Edit: perhaps we should regard the Zeeman-topologies?
On
Consider the Minkowski space as $\mathbb{R}^4$ and equip it with the bilinear form $B(x,y)=x^tAy$ where $$A = \begin{bmatrix} 1 & 0 & 0 & 0 \\ 0 & -1 & 0 & 0 \\ 0 & 0 & -1 & 0 \\ 0 & 0 & 0 & -1 \end{bmatrix}$$
Definition: A vector space equipped with a quadratic form is called a quadratic space. In geometry, we like inner product spaces and they come equipped with a bilinear form that satisfies some extra properties like non-negativity, symmetry and non-degeneracy. Once we have a bilinear form $B$ on a vector space, we can induce a quadratic form $q: V\to \mathbb{F}$ on our vector space simply by considering $q(x)=B(x,x)$.
Now two bilinear forms $B_1$ and $B_2$ over an $n$-dimensional vector space over $\mathbb{F}$ are called isomorphic when there exists an invertible transformation $T\in \mathrm{GL}_n(\mathbb{F})$ such that $B_2(v,w)=B_1(Tv,Tw)$. Likewise, they're called anti-isomorphic if we instead have $B_2(v,w)=-B_1(Tv,Tw)$. You can formulate these definitions for quadratic forms as well.

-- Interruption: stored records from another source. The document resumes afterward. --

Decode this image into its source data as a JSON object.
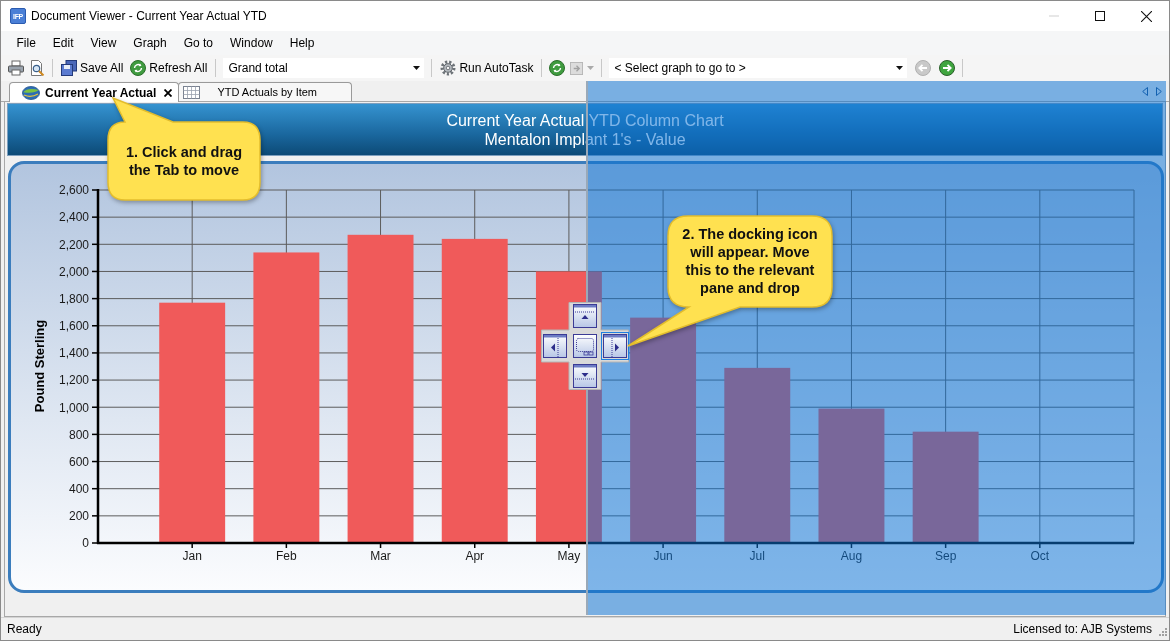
{
  "window": {
    "title": "Document Viewer - Current Year Actual YTD",
    "icon_label": "IFP",
    "controls": [
      {
        "kind": "minimize",
        "disabled": true
      },
      {
        "kind": "maximize",
        "disabled": false
      },
      {
        "kind": "close",
        "disabled": false
      }
    ]
  },
  "menu": [
    "File",
    "Edit",
    "View",
    "Graph",
    "Go to",
    "Window",
    "Help"
  ],
  "toolbar": [
    {
      "kind": "print",
      "disabled": false
    },
    {
      "kind": "preview",
      "disabled": false
    },
    {
      "kind": "separator"
    },
    {
      "kind": "save",
      "label": "Save All",
      "disabled": false
    },
    {
      "kind": "refresh",
      "label": "Refresh All",
      "disabled": false
    },
    {
      "kind": "separator"
    },
    {
      "kind": "combo",
      "value": "Grand total",
      "disabled": false
    },
    {
      "kind": "separator"
    },
    {
      "kind": "autotask",
      "label": "Run AutoTask",
      "disabled": false
    },
    {
      "kind": "separator"
    },
    {
      "kind": "refresh",
      "disabled": false
    },
    {
      "kind": "export",
      "disabled": true
    },
    {
      "kind": "separator"
    },
    {
      "kind": "combo",
      "value": "< Select graph to go to >",
      "disabled": false
    },
    {
      "kind": "back",
      "disabled": true
    },
    {
      "kind": "forward",
      "disabled": false
    },
    {
      "kind": "separator"
    }
  ],
  "tabs": [
    {
      "label": "Current Year Actual",
      "kind": "chart",
      "selected": true
    },
    {
      "label": "YTD Actuals by Item",
      "kind": "table",
      "selected": false
    }
  ],
  "document": {
    "title": "Current Year Actual YTD Column Chart",
    "subtitle": "Mentalon Implant 1's - Value",
    "chart_data": {
      "type": "bar",
      "grid": true,
      "ylabel": "Pound Sterling",
      "categories": [
        "Jan",
        "Feb",
        "Mar",
        "Apr",
        "May",
        "Jun",
        "Jul",
        "Aug",
        "Sep",
        "Oct"
      ],
      "series": [
        {
          "color": "#f05a5a",
          "values": [
            1770,
            2140,
            2270,
            2240,
            2000,
            1660,
            1290,
            990,
            820,
            null
          ]
        }
      ],
      "ylim": [
        0,
        2600
      ],
      "yticks": [
        0,
        200,
        400,
        600,
        800,
        {
          "value": 1000,
          "label": "1,000"
        },
        {
          "value": 1200,
          "label": "1,200"
        },
        {
          "value": 1400,
          "label": "1,400"
        },
        {
          "value": 1600,
          "label": "1,600"
        },
        {
          "value": 1800,
          "label": "1,800"
        },
        {
          "value": 2000,
          "label": "2,000"
        },
        {
          "value": 2200,
          "label": "2,200"
        },
        {
          "value": 2400,
          "label": "2,400"
        },
        {
          "value": 2600,
          "label": "2,600"
        }
      ]
    }
  },
  "dock_guide": {
    "targets": [
      {
        "kind": "top",
        "selected": false
      },
      {
        "kind": "left",
        "selected": false
      },
      {
        "kind": "center",
        "selected": false
      },
      {
        "kind": "right",
        "selected": true
      },
      {
        "kind": "bottom",
        "selected": false
      }
    ]
  },
  "callouts": [
    {
      "text": "1. Click and drag the Tab to move"
    },
    {
      "text": "2. The docking icon will appear. Move this to the relevant pane and drop"
    }
  ],
  "status_bar": {
    "left": "Ready",
    "right": "Licensed to: AJB Systems"
  }
}
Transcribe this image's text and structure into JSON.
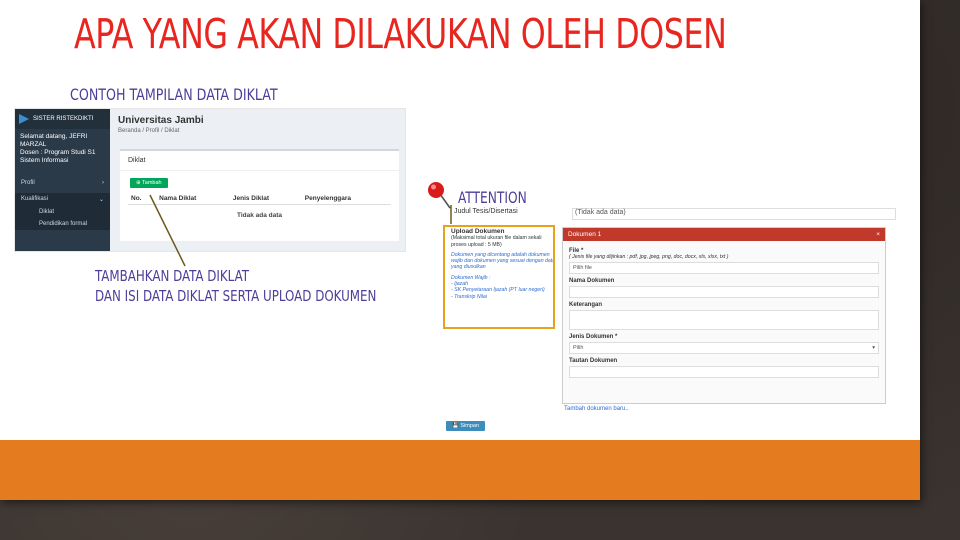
{
  "slide": {
    "title": "APA YANG AKAN DILAKUKAN OLEH DOSEN",
    "subtitle": "CONTOH TAMPILAN DATA DIKLAT",
    "caption_line1": "TAMBAHKAN DATA DIKLAT",
    "caption_line2": "DAN ISI DATA DIKLAT SERTA UPLOAD DOKUMEN",
    "attention": "ATTENTION",
    "band_color": "#e47b1e",
    "title_color": "#e8251e",
    "text_color": "#4b3f9a"
  },
  "screen1": {
    "app_name": "SISTER RISTEKDIKTI",
    "user_line1": "Selamat datang, JEFRI",
    "user_line2": "MARZAL",
    "user_line3": "Dosen : Program Studi S1",
    "user_line4": "Sistem Informasi",
    "menu_profil": "Profil",
    "menu_kualifikasi": "Kualifikasi",
    "menu_diklat": "Diklat",
    "menu_pendidikan": "Pendidikan formal",
    "institution": "Universitas Jambi",
    "breadcrumb": "Beranda  /  Profil  /  Diklat",
    "card_title": "Diklat",
    "add_button": "Tambah",
    "columns": [
      "No.",
      "Nama Diklat",
      "Jenis Diklat",
      "Penyelenggara"
    ],
    "empty_text": "Tidak ada data"
  },
  "screen2": {
    "thesis_label": "Judul Tesis/Disertasi",
    "thesis_value": "(Tidak ada data)",
    "upload_title": "Upload Dokumen",
    "upload_note": "(Maksimal total ukuran file dalam sekali proses upload : 5 MB)",
    "upload_warning": "Dokumen yang dicentang adalah dokumen wajib dan dokumen yang sesuai dengan data yang diusulkan",
    "required_title": "Dokumen Wajib :",
    "required_items": [
      "- Ijazah",
      "- SK Penyetaraan Ijazah (PT luar negeri)",
      "- Transkrip Nilai"
    ],
    "modal_title": "Dokumen 1",
    "modal_close": "×",
    "file_label": "File *",
    "file_hint": "( Jenis file yang diijinkan : pdf, jpg, jpeg, png, doc, docx, xls, xlsx, txt )",
    "file_button": "Pilih file",
    "name_label": "Nama Dokumen",
    "notes_label": "Keterangan",
    "type_label": "Jenis Dokumen *",
    "type_value": "Pilih",
    "link_label": "Tautan Dokumen",
    "add_more": "Tambah dokumen baru..",
    "save_button": "Simpan"
  }
}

In our case, it's easy to see that the different signatures $(3,1)$ and $(1,3)$ have quadratic forms that are anti-isomorphic by taking $T=I$. However, thanks to Moishe Cohen's answer, their automorphism groups turns out to be isomorphic by conjugation where conjugation is done using an anti-isomorphism. You can now see that the two version of the Poincare group defined using the two different signatures are isomorphic.
Suppose $(V_1, q_1), (V_2, q_2)$ are $4$-dimensional vector spaces equipped with quadratic forms $q_1, q_2$ of signatures $(3,1)$ and $(1,3)$ respectively. Let $G_1, G_2$ denote the automorphism groups of the forms $q_1, q_2$, i.e. of linear transformations preserving the respective forms. Then the groups $G_1, G_2$ are isomorphic ($O(3,1)\cong O(1,3)$). More precisely, there exists an invertible linear map $L: V_1\to V_2$ such that:
$L_*(q_1)=-q_2$, i.e. for every vector $v\in V_1$ we have $$ q_2(L(v))= -q_1(v). $$
$L G_1 L^{-1}= G_2$.
Hence, the linear map $L$ preserves everything we care about when working with Lorentzian geometry.

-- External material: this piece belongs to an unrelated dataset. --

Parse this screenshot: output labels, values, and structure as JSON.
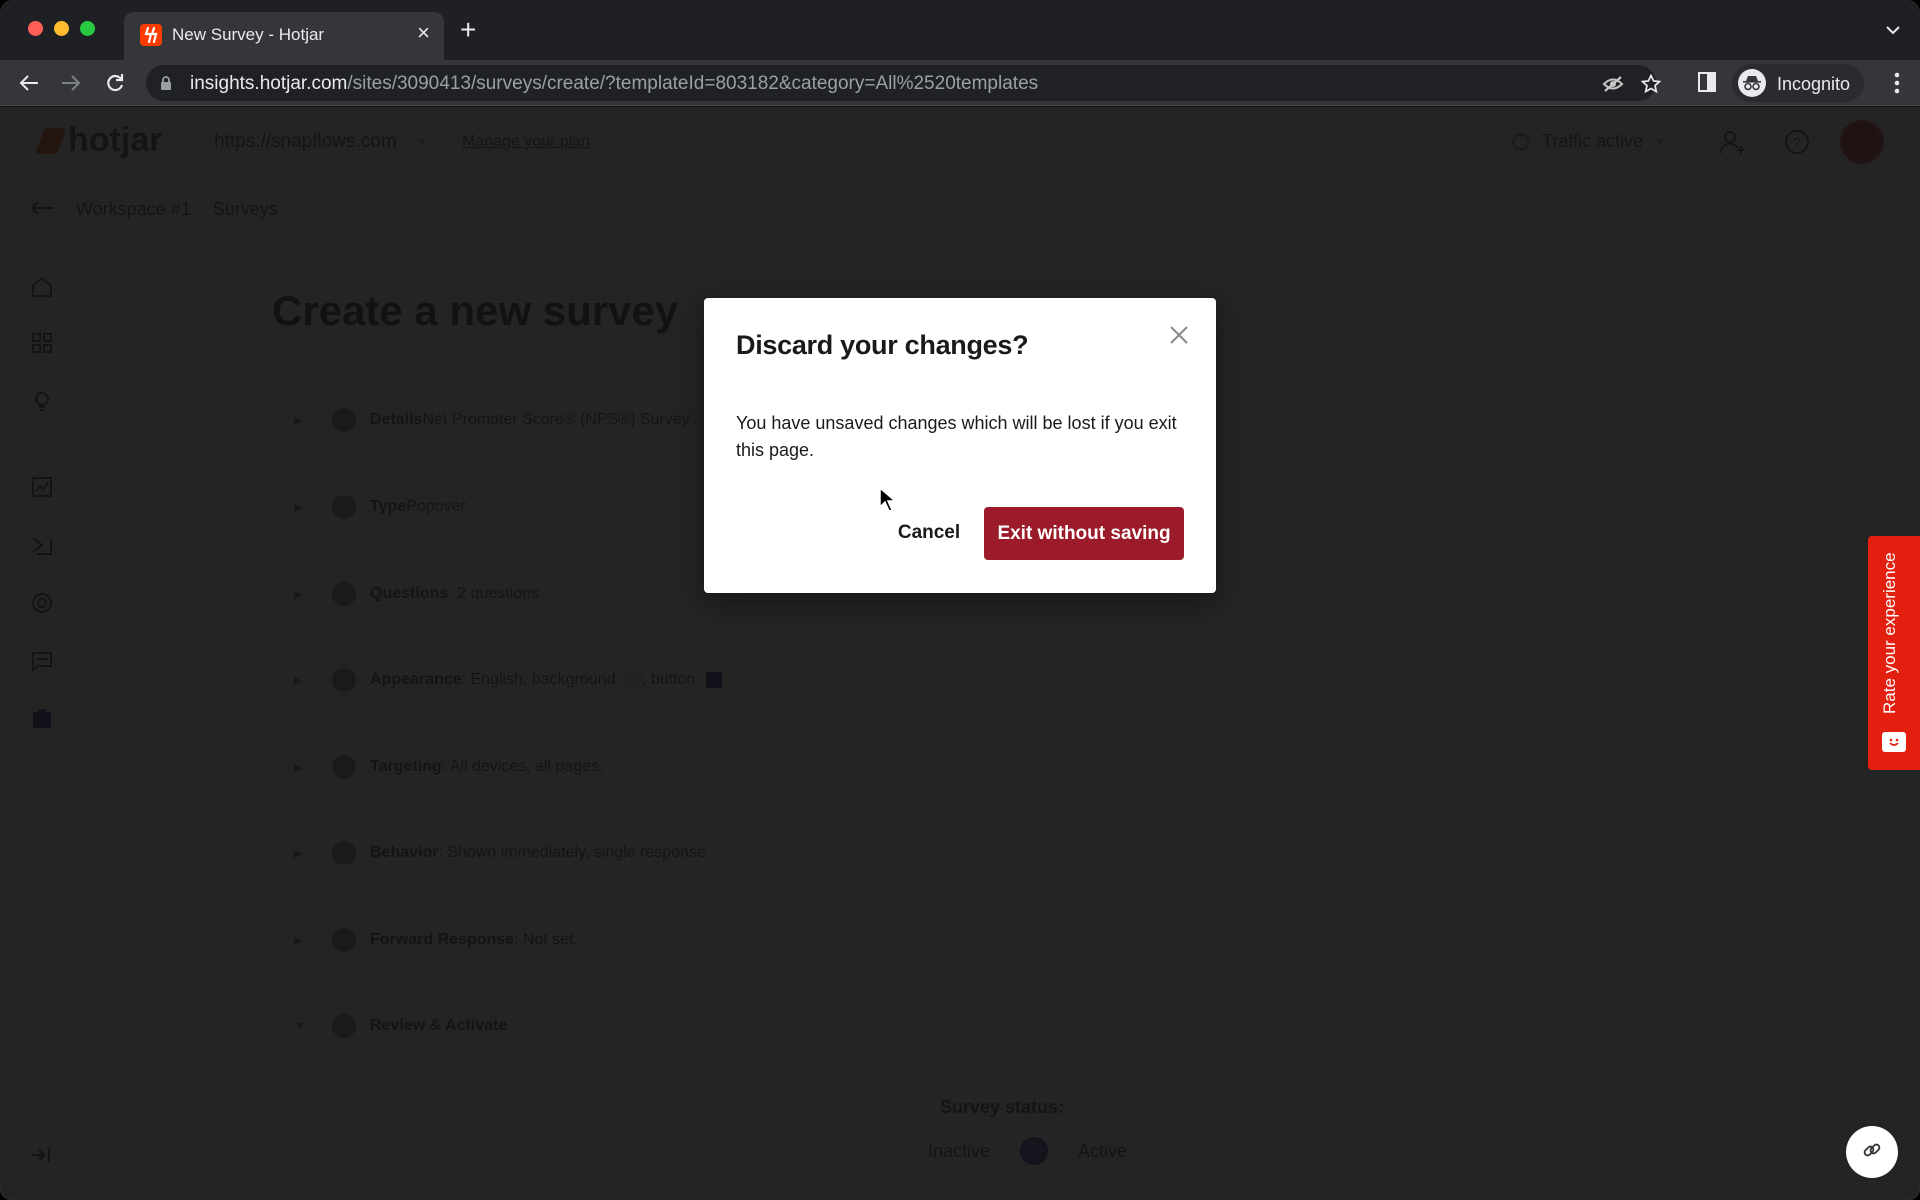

One more thing: The same works for vector spaces equipped with quadratic forms of signatures $(p,q)$ and $(q,p)$, for instance, you can take the form $q_1$ to be positive-definite and $q_2$ negative-definite.
As for complexifying: This would be cheating since after that even forms of signatures $(3,1)$ and $(2,2)$ become isomorphic.